The Future of the English Language as a Global Lingua Franca

Monday, February 20th, 2012 @ 9:10PM

–Article by Tyler McPeek

In some of my classes, students tell me that their professors in non-linguistics classes often wax-philosophical about the inevitability of Chinese as the next global lingua franca.  Sometimes they even present it as an imminent development that has already started to take a foothold, due to the rising economic power of the PRC and the increasing frequency of successful Mandarin speaking students matriculating in American and other Western universities.

I’ve been troubled by this assumption, and its lack of scientific grounding.  In fact, it reminds me very much of other non-scientifically-based assertions about language that were profligate in years gone by, such as the “Eskimos having a hundred words for ‘snow’ in their language” as evidence for how ones environment and culture shapes ones perspective on the world.  Language scientists, namely Geoffrey Pullum, have been crusading ever since, in vein, to try and dispel this fallacy about West Greenlandic Eskimo (which in fact has only 2 root words for the “snow”) ever since.  Still, non-linguistically trained academics of otherwise excellent intellectual quality continue to profligate the fallacy, as it makes for a nice opener to a lecture, talk, or speech.

There is little evidence to indicate that Mandarin Chinese is spreading around the world as a candidate for global lingua franca status as either a second or first language.  In fact, the Chinese government has had its hands full with roping in all of the mutually unintelligible languages, or “dialects” as the one-China policy motivated government likes to call them, and their speakers into adopting Mandarin as a national lingua franca at the second language level.  This has not stopped entities from journalists to professors to science fiction writers from making the claim, however, that Chinese is becoming the new global lingua franca.  Not even the most ardent Chinese nationalists themselves or other of the most enthusiastic promoters of the idea that China is the next, obvious, and inevitable super power of the globalized world argue that Chinese is going to be a lingua franca of such a theoretical Chinese-dominated world of the future.  There are many reasons, pointed out by level-headed linguistic realists, like John McWhorter and others, indicate that this is in fact not the likely scenario.  Nearly all of Asia, with China leading the pack, is increasing their English mandatory and voluntary education at a clip that is even faster than the growth of their economies in recent years.  People all over the world are giving up minority and even widely-spoken first languages in favor of the “killer language” suspect number one, English.  Globalization is a one time phenomenon (barring nuclear holocaust or some other catastrophic global tragedy that results in a reset to medieval times and a cessation of global connectivity).  English is the language, for better or worse; fairly or unfairly; through pure incidence of circumstance perhaps, that is carrying us through this warp speed transition from unconnected world to globalized, connected, united world status.  Internet, academic publication, road sign standards, public safety announcements, the global trade language, scientific standards and collaborative organizations, international language of air traffic control, and on and on—all English!
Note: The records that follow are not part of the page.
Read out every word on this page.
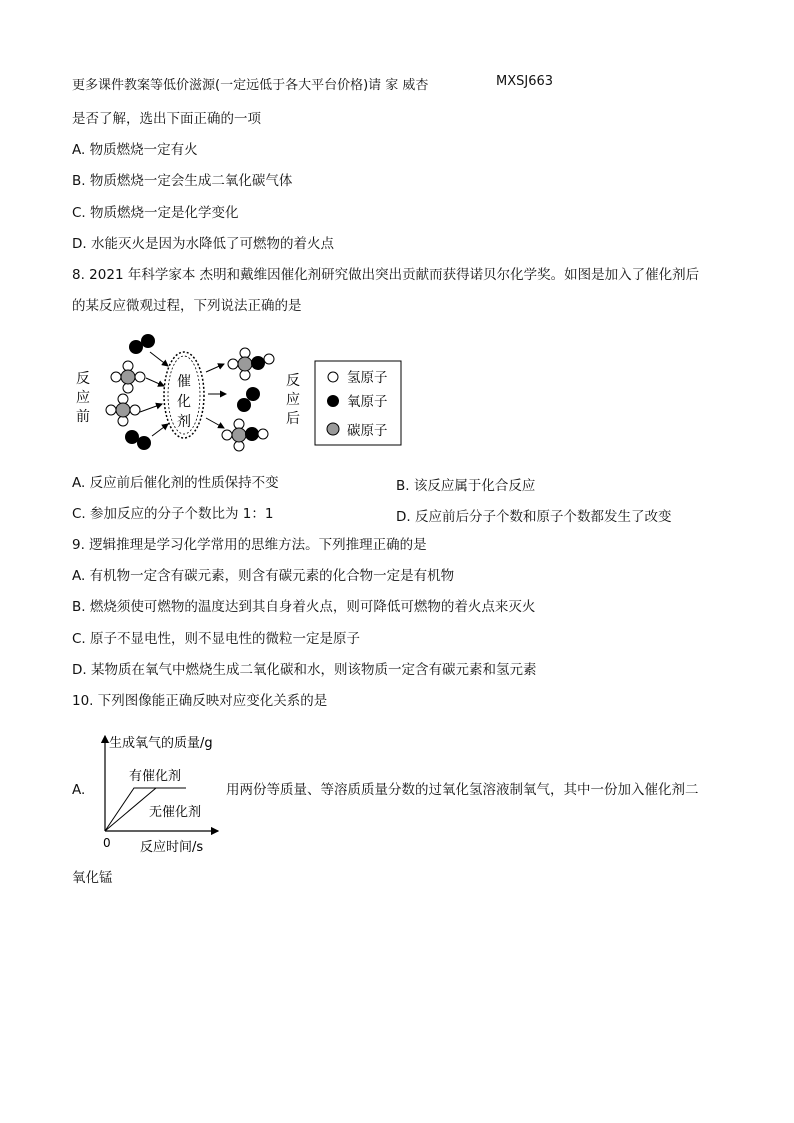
更多课件教案等低价滋源(一定远低于各大平台价格)请 家 威杏	MXSJ663
是否了解，选出下面正确的一项
A. 物质燃烧一定有火
B. 物质燃烧一定会生成二氧化碳气体
C. 物质燃烧一定是化学变化
D. 水能灭火是因为水降低了可燃物的着火点
8. 2021 年科学家本 杰明和戴维因催化剂研究做出突出贡献而获得诺贝尔化学奖。如图是加入了催化剂后
的某反应微观过程，下列说法正确的是
反
应
前
催
化
剂
反
应
后
氢原子
氧原子
碳原子
A. 反应前后催化剂的性质保持不变	B. 该反应属于化合反应
C. 参加反应的分子个数比为 1：1	D. 反应前后分子个数和原子个数都发生了改变
9. 逻辑推理是学习化学常用的思维方法。下列推理正确的是
A. 有机物一定含有碳元素，则含有碳元素的化合物一定是有机物
B. 燃烧须使可燃物的温度达到其自身着火点，则可降低可燃物的着火点来灭火
C. 原子不显电性，则不显电性的微粒一定是原子
D. 某物质在氧气中燃烧生成二氧化碳和水，则该物质一定含有碳元素和氢元素
10. 下列图像能正确反映对应变化关系的是
A.
生成氧气的质量/g
0 反应时间/s
有催化剂
无催化剂
用两份等质量、等溶质质量分数的过氧化氢溶液制氧气，其中一份加入催化剂二
氧化锰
Friends and colleagues, I say this not out of self interest or linguistic pride, though I am a native speaker of Standard American English: English is here to stay.  All scientific evidence points to such a conclusion, and we are obligated as language scientists to proffer hypotheses and theories about our linguistic futures that are based on data analysis and application of the scientific method.  English is the communication tool, for the foreseeable future, of this new, emerging globalized world.  We have been assured in the not too distant past of the near-future global dominance rise of Russia, then Japan, as well as the continued dominance of America.  We are now assured by the popular media and pop-anthropologists of the day of the inevitability of the Chinese global super power.  They may well be right or wrong in this most recent assertion.  If that is the case, or if through twist of fate China stumbles as others did and Africa or some other struggling developer emerges as the new contender for replacement of American economic hegemony, we need to heed what history has taught us about government or other powerful entities’ attempts to assert control over natural language change—namely, it cannot be controlled, but instead is governed by natural forces.  These forces, when studied objectively, indicate that the English infrastructure currently being put in place for global communication into the future will be the tool of any future super power—whether it be China, the EU, Africa, the United Nations, or even a new Latino ethnic majority United States of America.  Any power that assumes the economic and military power mantel of this newly minted globalized world will use English as the language of government, to pass on their marching orders and profligate their “soft power,” whether it be their first or second language, by choice of planning or no.  English (in whatever form it exists by that time) will be the coded language of this new shining or tarnished world of the future, and the new leaders will be forced to use this code to propel and churn this new mechanism effectively.